Writing an inline function is similar to writing any other function in C. The only extra thing you need to do is use the inline keyword as

inline int max (int x, int y)
{
        return ((x > y)? x : y);
}

It is called as any other function in the following manner:

a = max(a1, a2);

Upon inlining, this statement shall be transformed into:


a = ((a1 > a2)? a1 : a2);

Inline functions and Recursion


When I was using inline functions for the first time, this one popped in my head (which perhaps can make for an interview question!!):

Can a recursive function be written as inline? Will it work or throw error?

So, I just wrote a simple recursive routine print_till_zero(int x) to see if it will work. It did!!

Here’s the code I used:

#include<stdio.h>

inline void print_till_zero(int x)
{
        printf("\n Value of x : %d", x);
        if(x > 0)
                print_till_zero(x-1);
}
int main()
{
        print_till_zero(100);
}

Of course I was not aware that time that the compiler is not bound to oblige to inline keyword and can ignore its presence. So, I tried digging around and this is what I gathered from different sources:
  • Compilers may simply not inline if at least one of the following is true:
    • Function is recursive
    • Function contains loops
    • Function size is too huge
  • A compiler may inline a recursive function but place a limit on the level to which it shall 'unroll' the function. This kind of optimization is done by some compilers. So, if what I understood is correct, the example mentioned above may be transformed into this:
int main()
{
        int x = 100;
        printf("\n Value of x : %d", x);
        if(x > 0)
        {
                x = x-1;
               printf("\n Value of x : %d", x);
               if(x > 0)
               {
                       x = x-1;
                       printf("\n Value of x : %d", x);
                       if (x > 0)
                               print_till_zero(x-1);
               }
        }
}

PS: This example assumes that the compiler is considering the limit as 3.

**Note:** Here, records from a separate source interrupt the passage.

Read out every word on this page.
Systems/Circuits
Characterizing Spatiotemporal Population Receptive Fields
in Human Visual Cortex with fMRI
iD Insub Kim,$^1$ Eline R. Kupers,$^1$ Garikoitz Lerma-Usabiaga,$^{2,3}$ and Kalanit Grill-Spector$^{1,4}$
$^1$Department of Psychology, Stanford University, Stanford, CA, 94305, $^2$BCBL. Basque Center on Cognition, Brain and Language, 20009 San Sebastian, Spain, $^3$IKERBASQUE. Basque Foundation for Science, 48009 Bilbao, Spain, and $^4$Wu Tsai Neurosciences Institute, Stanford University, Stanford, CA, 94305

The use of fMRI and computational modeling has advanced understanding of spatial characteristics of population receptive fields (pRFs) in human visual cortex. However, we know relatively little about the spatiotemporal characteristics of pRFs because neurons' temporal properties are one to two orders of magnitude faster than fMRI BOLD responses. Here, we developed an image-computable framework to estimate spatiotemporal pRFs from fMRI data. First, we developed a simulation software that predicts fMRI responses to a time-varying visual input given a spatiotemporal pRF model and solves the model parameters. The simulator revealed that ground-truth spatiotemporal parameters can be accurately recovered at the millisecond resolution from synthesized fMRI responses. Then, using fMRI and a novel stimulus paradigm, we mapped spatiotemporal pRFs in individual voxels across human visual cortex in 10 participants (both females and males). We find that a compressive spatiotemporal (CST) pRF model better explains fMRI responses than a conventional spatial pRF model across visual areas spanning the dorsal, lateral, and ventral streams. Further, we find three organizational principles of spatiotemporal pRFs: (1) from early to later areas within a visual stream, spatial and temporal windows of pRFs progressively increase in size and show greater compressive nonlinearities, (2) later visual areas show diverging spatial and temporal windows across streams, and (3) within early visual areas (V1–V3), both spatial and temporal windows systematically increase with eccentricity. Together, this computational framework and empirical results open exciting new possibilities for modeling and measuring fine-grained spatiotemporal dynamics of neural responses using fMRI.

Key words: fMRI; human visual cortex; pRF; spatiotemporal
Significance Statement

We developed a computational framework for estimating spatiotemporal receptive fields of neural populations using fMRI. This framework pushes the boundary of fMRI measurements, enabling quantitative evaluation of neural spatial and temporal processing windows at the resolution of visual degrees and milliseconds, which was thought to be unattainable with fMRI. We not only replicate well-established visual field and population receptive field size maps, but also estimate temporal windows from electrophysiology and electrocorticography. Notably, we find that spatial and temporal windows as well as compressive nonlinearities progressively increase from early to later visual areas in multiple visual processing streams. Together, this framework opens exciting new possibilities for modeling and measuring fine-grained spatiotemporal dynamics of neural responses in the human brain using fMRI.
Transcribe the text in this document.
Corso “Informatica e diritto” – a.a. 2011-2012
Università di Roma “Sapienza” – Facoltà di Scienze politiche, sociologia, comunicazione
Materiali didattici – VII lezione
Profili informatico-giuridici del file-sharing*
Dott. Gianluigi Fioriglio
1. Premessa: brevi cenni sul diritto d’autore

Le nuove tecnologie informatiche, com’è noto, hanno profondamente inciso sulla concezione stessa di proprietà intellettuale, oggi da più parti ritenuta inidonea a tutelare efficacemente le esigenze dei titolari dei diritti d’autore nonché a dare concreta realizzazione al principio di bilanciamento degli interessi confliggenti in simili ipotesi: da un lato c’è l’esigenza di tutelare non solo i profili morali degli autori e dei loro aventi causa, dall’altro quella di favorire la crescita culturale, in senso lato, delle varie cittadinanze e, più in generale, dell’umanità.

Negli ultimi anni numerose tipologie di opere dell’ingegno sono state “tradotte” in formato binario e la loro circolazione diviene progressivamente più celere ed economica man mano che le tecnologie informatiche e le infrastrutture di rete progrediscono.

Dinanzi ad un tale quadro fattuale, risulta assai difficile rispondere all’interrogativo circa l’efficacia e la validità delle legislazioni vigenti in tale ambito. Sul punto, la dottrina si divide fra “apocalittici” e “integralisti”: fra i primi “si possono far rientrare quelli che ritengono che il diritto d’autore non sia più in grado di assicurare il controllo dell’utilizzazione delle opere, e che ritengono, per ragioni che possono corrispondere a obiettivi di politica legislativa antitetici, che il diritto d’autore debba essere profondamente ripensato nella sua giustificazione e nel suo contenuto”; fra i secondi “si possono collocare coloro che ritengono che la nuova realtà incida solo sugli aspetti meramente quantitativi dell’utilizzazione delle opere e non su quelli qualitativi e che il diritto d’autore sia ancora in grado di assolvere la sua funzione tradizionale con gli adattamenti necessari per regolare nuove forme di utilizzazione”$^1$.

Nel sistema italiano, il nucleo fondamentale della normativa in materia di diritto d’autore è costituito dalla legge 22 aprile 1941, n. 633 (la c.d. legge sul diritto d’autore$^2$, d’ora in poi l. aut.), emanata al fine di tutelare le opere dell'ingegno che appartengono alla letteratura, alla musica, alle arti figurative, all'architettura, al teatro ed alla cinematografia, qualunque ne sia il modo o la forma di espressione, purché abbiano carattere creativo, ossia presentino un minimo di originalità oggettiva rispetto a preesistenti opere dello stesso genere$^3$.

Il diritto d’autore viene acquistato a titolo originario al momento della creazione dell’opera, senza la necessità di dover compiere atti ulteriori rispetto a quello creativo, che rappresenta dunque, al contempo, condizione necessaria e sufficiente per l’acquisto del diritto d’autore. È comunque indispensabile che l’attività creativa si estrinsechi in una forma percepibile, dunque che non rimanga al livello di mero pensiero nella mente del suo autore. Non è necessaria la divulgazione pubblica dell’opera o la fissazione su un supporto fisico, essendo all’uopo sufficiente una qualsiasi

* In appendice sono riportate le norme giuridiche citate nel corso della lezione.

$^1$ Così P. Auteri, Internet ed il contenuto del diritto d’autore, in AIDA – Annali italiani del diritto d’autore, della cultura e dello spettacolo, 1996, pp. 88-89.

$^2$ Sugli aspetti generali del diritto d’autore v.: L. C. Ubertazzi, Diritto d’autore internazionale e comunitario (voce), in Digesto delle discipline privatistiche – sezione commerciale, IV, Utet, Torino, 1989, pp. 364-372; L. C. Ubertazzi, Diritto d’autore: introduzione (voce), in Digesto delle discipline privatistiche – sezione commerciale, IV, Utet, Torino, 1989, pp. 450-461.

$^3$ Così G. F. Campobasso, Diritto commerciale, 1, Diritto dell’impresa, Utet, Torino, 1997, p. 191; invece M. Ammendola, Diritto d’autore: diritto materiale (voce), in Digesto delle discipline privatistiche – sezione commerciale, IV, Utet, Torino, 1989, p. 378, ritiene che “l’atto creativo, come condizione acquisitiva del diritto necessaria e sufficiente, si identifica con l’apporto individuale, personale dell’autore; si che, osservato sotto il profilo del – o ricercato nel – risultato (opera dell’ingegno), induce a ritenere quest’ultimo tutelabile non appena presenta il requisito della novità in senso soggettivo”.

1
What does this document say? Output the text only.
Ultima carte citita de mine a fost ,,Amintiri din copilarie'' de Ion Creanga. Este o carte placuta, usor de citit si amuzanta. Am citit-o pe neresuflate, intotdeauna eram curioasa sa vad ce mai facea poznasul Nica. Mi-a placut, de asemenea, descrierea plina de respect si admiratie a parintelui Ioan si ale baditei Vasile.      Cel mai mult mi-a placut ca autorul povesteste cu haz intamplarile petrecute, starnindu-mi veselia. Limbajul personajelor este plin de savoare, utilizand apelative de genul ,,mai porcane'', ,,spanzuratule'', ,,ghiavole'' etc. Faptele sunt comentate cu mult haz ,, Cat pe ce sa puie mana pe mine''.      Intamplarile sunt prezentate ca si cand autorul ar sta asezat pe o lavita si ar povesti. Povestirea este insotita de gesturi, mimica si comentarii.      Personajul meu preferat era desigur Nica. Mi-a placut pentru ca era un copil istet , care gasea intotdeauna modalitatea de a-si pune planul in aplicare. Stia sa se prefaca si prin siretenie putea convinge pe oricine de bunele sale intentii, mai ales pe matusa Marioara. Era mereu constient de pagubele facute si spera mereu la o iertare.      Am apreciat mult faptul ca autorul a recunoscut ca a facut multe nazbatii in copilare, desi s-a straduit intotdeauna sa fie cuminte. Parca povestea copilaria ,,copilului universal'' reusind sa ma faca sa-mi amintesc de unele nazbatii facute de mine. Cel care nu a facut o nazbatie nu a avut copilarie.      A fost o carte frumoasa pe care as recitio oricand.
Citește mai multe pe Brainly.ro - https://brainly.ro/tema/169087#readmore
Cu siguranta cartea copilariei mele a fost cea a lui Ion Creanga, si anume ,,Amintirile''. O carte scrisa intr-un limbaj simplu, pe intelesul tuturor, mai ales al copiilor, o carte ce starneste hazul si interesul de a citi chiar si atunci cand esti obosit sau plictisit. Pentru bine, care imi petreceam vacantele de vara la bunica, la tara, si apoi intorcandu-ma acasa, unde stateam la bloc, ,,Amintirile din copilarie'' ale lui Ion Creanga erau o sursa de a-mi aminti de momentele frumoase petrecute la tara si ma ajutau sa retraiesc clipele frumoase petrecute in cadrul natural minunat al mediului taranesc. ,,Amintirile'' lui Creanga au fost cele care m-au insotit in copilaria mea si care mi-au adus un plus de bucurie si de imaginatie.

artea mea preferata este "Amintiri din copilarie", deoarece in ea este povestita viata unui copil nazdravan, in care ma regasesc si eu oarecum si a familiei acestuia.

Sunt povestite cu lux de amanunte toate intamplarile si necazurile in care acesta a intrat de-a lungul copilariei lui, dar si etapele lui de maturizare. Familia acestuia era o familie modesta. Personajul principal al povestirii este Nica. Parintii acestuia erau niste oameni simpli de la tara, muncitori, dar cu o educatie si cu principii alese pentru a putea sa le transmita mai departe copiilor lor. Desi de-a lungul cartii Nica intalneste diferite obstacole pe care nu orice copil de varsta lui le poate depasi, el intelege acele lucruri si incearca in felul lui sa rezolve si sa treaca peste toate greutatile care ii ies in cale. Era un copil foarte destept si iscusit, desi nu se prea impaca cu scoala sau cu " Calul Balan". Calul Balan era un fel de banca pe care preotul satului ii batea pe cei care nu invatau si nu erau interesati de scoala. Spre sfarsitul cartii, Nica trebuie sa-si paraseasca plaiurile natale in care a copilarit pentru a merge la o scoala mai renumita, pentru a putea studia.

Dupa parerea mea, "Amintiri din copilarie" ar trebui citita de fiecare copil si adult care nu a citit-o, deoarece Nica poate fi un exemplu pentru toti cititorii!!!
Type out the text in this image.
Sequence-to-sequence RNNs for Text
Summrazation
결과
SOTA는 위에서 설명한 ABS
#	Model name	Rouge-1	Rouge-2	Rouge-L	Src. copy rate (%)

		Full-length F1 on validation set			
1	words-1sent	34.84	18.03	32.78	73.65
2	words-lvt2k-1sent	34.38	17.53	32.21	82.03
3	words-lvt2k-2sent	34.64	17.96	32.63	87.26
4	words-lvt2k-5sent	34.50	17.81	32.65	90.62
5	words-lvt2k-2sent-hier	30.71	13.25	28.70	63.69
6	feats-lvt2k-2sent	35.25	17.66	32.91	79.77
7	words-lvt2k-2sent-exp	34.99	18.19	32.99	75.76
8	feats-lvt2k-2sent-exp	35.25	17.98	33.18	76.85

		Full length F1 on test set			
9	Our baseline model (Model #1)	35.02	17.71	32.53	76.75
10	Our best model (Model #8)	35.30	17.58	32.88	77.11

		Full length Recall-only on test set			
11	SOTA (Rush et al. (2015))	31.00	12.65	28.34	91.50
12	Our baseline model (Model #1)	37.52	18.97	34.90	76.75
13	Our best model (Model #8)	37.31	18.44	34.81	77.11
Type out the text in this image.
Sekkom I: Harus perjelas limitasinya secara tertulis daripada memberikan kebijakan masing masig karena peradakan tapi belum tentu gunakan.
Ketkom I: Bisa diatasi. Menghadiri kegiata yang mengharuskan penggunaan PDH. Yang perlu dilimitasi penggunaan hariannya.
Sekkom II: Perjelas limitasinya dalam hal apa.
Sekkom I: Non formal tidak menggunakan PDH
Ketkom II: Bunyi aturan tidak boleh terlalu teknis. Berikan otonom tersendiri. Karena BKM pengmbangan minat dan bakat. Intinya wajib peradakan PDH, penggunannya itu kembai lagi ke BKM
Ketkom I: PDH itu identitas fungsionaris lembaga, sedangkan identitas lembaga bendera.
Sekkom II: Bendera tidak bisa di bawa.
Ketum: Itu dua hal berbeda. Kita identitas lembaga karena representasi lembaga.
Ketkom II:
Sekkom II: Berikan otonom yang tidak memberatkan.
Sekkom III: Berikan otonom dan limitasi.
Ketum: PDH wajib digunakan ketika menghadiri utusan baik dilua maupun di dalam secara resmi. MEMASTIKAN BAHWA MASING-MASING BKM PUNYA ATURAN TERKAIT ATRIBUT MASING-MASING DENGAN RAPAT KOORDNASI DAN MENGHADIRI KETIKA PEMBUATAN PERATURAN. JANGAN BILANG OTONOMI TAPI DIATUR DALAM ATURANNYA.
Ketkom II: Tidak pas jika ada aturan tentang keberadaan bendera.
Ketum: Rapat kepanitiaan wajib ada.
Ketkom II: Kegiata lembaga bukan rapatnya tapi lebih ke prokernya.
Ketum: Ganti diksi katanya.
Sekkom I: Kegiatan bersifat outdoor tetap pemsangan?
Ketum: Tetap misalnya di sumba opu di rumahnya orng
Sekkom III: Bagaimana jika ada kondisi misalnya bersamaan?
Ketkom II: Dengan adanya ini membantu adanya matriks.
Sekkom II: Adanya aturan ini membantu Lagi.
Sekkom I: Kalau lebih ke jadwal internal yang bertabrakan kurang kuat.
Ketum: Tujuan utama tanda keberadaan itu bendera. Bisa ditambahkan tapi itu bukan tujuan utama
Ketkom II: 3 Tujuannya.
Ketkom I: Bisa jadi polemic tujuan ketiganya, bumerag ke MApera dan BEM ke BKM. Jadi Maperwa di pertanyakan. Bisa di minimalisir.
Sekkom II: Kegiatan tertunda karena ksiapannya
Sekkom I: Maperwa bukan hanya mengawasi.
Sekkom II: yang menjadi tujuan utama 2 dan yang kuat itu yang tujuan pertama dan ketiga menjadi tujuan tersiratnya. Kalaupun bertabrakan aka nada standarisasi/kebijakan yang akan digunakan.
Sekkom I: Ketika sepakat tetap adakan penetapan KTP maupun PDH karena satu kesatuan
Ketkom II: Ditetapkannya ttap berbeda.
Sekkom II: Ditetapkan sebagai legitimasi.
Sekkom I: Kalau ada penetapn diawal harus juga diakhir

Inline functions: All Good?


Inline functions kind of live on the edge. Their use might not always be beneficial for the following reasons:

  • A process with a large number of inline functions may end up having a huge code size which can lead to thrashing - a state when large amount of computer resources are used to do minimal amount of work. Reason: Increase in the size of executable may result in more disk operation as the system will end up spending most of the time fetching next chunk of code from the disk. 

On the other hand, inlining may also prevent thrashing. The working set size (number of pages that need to be in memory at once) might go down even if the executable size goes up. When f() calls g(), the code is often on two distinct pages; when the compiler procedurally integrates the code of g() into f(), the code is often on the same page.

  • The increased code size may sometimes cause a critical section of code to no longer fit in the cache resulting in cache misses causing slowdown.
  • In systems like embedded systems where code size is more important than speed, inlining is not generally advantageous.

To wrap up, everything has a bright and a dark side and same holds true for Inline Functions as well. Use them judiciously and you may find a performance improvement but beware of downsides also and just don't rely on them blindly.